An Arizona couple that has decided to end a marriage and move forward with a divorce will have many issues to sort out. One that is often contentious is property division. This is true whether it is an affluent couple or one of more modest means. Having an understanding as to how state law views property and which party has a right to it is one of the key factors in a case.
In Arizona, there is a community property law when it comes to dividing marital property. This means that, in general, the spouses will share ownership of anything that they acquired, bought or paid for while they were married. This is independent of which party uses it, who paid for it at the time, or in whose name it is. Community property can be furniture, bank accounts, investment accounts, a vehicle, and certain retirement plans. Any property that the spouses acquire while they are married will likely be community property. However, there are exceptions.
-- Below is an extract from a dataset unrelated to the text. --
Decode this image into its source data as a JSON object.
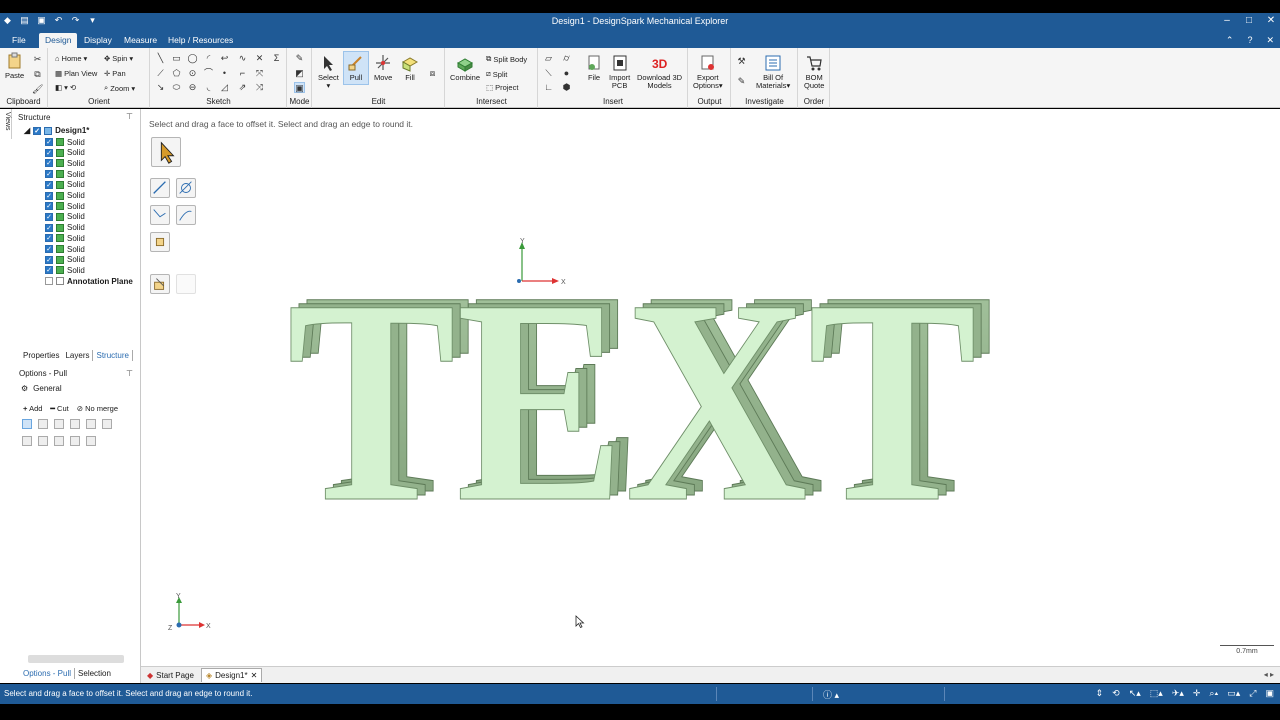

Property that will not be considered community property is the following: something that was acquired as a gift, via descent or through a procedure; anything that was acquired after the petition to end the marriage – whether by dissolution or annulment – if the petition succeeds in ending the marriage. Filing for dissolution or annulment does not change preexisting status of community property; change the states of community property that had been used to get new property; or change the duties and rights the spouses have when managing community property.
With the end of a marriage, the litany of issues can be overwhelming. Given everything that is part of the process, certain rules such as how community property is defined can be confusing. Property that has value can be lost without understanding this essential aspect of the law. To avoid making mistakes, it is important to discuss a case with a legal professional who fully understands property division in a divorce.